New York City Mayor Michael Bloomberg scoffed to reporters after testifying before the panel, "I think the question is which decade do they want to start that."
But former Rep. Lee Hamilton, an Indiana Democrat who served as vice chair of the bipartisan commission, praised the sweeping legislation.
"If this bill ... is enacted, funded and implemented, then the American people will be safer," Hamilton said on Monday.
The White House raised objections in a statement but did not threaten a veto. It said: "The administration looks forward to working with Congress to try to address these concerns."

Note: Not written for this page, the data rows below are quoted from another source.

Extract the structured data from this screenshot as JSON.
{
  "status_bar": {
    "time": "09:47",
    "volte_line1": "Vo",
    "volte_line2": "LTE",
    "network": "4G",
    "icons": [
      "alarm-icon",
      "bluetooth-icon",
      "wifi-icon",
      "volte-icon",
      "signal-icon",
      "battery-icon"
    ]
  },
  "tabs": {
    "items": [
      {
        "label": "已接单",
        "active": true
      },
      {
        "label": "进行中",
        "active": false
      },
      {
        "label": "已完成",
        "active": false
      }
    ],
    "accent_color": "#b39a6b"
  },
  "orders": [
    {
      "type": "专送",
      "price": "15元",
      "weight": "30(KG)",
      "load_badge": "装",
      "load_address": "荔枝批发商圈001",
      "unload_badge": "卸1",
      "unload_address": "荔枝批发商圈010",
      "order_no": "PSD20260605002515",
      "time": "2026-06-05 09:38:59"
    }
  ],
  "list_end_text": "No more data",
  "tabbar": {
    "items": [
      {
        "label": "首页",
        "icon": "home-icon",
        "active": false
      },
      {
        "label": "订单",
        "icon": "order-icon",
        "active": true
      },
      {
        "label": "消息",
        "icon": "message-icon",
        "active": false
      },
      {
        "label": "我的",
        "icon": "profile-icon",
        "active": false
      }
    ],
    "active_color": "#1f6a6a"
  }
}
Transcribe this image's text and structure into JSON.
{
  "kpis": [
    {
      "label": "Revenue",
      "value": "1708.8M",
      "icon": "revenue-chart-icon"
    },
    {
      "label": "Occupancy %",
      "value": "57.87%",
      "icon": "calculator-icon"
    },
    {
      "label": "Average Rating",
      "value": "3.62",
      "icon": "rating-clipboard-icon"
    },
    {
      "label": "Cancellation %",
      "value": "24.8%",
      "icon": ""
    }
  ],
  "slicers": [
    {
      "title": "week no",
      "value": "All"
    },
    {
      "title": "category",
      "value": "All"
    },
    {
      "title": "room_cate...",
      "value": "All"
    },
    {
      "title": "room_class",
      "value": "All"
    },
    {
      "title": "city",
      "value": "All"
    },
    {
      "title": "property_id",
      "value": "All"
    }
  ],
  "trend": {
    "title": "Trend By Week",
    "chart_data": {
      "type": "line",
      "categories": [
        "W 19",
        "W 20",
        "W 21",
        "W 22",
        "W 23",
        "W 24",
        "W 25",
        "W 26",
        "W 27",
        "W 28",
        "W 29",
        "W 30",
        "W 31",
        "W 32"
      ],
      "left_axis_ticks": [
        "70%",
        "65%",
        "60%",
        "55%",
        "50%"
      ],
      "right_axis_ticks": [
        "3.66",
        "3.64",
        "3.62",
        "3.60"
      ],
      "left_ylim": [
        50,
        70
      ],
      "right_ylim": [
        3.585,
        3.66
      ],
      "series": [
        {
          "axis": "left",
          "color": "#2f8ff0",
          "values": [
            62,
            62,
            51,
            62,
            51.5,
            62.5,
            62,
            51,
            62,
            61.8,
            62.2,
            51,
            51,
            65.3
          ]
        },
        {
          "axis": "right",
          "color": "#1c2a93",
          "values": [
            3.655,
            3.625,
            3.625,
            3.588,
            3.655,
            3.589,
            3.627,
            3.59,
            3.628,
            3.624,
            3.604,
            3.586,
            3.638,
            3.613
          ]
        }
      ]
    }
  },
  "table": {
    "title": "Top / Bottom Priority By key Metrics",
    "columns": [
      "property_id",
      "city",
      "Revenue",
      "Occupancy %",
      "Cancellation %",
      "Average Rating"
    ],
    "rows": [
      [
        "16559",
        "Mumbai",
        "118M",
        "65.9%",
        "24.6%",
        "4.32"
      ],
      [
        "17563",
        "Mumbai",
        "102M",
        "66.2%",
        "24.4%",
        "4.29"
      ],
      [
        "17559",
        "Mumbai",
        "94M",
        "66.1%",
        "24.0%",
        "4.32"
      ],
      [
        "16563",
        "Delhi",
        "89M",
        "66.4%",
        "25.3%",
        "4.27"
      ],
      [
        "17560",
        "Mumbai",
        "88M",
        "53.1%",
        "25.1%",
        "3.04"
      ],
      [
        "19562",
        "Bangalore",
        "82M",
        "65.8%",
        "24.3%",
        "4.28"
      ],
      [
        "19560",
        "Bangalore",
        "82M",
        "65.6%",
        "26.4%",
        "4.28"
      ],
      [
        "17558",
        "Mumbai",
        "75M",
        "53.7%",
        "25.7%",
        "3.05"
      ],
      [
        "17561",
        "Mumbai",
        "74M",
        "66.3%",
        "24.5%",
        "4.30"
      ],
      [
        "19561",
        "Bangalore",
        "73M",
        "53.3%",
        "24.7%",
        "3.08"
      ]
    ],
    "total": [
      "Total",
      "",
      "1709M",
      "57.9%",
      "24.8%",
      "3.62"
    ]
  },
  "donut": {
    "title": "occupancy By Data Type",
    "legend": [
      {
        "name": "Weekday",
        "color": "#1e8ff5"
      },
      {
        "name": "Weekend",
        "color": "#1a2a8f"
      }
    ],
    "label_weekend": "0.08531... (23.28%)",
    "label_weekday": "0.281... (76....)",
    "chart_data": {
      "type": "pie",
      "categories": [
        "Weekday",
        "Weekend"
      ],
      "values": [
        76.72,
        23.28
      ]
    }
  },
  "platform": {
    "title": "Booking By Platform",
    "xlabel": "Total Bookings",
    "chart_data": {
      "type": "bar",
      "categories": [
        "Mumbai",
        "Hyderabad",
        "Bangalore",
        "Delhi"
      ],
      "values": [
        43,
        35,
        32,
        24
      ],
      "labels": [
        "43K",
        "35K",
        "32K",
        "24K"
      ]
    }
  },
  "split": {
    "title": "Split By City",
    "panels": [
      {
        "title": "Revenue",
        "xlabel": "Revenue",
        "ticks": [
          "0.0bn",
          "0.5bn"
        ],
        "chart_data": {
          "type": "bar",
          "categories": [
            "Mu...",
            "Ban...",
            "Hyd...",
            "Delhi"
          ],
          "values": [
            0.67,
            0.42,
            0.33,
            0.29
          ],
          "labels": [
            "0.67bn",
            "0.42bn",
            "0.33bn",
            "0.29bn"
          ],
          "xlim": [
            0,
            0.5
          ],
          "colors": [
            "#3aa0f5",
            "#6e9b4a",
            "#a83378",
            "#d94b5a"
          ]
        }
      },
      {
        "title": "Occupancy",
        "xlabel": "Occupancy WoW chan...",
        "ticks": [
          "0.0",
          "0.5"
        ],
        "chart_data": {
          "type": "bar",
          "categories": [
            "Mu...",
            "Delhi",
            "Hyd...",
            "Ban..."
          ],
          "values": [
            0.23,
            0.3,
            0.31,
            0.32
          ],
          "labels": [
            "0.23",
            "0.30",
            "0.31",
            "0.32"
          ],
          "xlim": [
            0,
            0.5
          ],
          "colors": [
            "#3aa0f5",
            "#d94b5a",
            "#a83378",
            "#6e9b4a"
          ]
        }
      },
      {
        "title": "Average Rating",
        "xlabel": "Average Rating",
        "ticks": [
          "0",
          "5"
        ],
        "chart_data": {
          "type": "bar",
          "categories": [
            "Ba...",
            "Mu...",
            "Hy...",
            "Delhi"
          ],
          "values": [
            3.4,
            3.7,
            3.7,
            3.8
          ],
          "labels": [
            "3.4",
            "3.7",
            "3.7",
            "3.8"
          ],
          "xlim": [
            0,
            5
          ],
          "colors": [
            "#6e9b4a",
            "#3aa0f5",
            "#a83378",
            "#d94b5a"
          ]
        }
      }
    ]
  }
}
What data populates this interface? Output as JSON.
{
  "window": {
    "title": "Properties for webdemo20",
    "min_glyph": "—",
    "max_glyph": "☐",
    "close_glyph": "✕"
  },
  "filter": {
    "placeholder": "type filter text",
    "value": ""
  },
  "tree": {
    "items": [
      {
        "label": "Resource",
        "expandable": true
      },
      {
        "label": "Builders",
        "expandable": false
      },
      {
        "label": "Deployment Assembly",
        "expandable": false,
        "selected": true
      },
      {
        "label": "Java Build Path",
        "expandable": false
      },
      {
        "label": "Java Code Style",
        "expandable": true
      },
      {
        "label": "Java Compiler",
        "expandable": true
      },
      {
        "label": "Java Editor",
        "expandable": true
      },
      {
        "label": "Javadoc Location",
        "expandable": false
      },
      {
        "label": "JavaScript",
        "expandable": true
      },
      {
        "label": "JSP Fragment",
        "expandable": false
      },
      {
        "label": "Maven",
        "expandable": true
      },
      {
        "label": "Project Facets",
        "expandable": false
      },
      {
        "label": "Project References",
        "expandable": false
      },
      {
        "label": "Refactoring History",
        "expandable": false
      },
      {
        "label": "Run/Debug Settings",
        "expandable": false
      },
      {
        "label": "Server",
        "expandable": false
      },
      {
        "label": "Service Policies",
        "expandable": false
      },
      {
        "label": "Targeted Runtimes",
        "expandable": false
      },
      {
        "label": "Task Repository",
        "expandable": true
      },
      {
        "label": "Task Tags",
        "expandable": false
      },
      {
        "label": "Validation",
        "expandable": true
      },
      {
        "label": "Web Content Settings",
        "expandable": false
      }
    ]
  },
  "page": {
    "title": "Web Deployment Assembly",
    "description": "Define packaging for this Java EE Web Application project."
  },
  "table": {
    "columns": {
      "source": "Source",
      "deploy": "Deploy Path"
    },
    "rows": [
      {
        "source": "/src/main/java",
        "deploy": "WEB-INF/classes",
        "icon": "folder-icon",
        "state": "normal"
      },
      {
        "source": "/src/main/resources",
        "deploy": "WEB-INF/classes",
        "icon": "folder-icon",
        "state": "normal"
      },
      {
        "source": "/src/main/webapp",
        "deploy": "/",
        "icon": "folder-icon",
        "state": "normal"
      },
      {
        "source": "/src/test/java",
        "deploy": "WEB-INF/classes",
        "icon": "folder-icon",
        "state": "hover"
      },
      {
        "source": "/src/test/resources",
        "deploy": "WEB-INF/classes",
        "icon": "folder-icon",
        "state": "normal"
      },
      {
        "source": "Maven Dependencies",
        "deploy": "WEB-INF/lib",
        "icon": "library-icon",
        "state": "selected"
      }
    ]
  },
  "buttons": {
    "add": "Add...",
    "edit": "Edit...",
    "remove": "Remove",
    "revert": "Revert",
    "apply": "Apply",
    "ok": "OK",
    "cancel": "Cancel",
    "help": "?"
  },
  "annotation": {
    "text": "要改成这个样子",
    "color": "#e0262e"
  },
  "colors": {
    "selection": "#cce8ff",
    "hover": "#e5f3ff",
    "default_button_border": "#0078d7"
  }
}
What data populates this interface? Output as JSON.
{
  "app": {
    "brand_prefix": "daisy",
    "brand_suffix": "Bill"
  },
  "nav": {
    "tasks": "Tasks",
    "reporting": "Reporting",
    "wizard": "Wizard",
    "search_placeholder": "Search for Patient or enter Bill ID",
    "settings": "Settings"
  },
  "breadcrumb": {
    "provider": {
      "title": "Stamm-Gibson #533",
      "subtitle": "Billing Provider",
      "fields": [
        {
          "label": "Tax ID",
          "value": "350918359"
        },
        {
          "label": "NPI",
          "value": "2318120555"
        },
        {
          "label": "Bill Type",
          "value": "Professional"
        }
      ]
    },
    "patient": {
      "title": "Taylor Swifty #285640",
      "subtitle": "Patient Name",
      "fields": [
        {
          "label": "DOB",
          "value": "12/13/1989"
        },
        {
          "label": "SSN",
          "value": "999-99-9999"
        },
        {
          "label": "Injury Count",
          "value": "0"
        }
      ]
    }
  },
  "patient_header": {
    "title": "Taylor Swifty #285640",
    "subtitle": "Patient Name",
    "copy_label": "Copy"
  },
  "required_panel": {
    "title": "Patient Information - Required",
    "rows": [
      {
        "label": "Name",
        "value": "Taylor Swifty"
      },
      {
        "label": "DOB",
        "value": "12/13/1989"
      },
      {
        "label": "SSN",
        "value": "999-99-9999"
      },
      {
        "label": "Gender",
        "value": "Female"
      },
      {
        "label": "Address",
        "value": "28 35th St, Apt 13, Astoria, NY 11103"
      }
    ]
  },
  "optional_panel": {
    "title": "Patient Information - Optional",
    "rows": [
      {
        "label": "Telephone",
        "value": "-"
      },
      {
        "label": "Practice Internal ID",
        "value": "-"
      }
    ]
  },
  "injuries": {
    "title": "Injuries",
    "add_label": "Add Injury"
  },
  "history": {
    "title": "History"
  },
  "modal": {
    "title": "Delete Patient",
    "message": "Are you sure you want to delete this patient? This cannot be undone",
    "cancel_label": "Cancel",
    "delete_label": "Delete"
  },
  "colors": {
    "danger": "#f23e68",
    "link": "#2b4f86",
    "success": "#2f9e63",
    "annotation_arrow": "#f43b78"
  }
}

The measure would provide better communications equipment for emergency workers, more money for high-risk areas, strengthen the sharing of U.S. intelligence information with local authorities and seek to reduce radicalism with efforts overseas to promote development and education.
The House also approved a resolution to create an intelligence oversight panel, in line with the commission's call for greater congressional oversight.
The previous Congress, controlled by U.S. President George W. Bush's Republicans, had enacted about half the commission's recommendations, including creation of a director to oversee all U.S. intelligence agencies.
But it allowed others to languish more than two years, drawing fire from the commission as well as Democrats who made it a campaign issue.
"We are here today considering this bill for one reason -- to protect America from terrorism and from those who advocate hate and violence," said House Homeland Security Committee Chairman Bennie Thompson, a Mississippi Democrat.
Rep. Don Young, an Alaska Republican, charged, "This is primarily a political gesture without a great deal of results."
During the next two weeks, Democrats intend to vote on the five other bills in their "first 100 legislative hours" agenda.
It includes measures to increase the minimum wage, overturn Bush's restrictions on embryonic stem cell research, lower prescription drug prices, cut the interest rate on student loans and end some subsidies for big oil companies.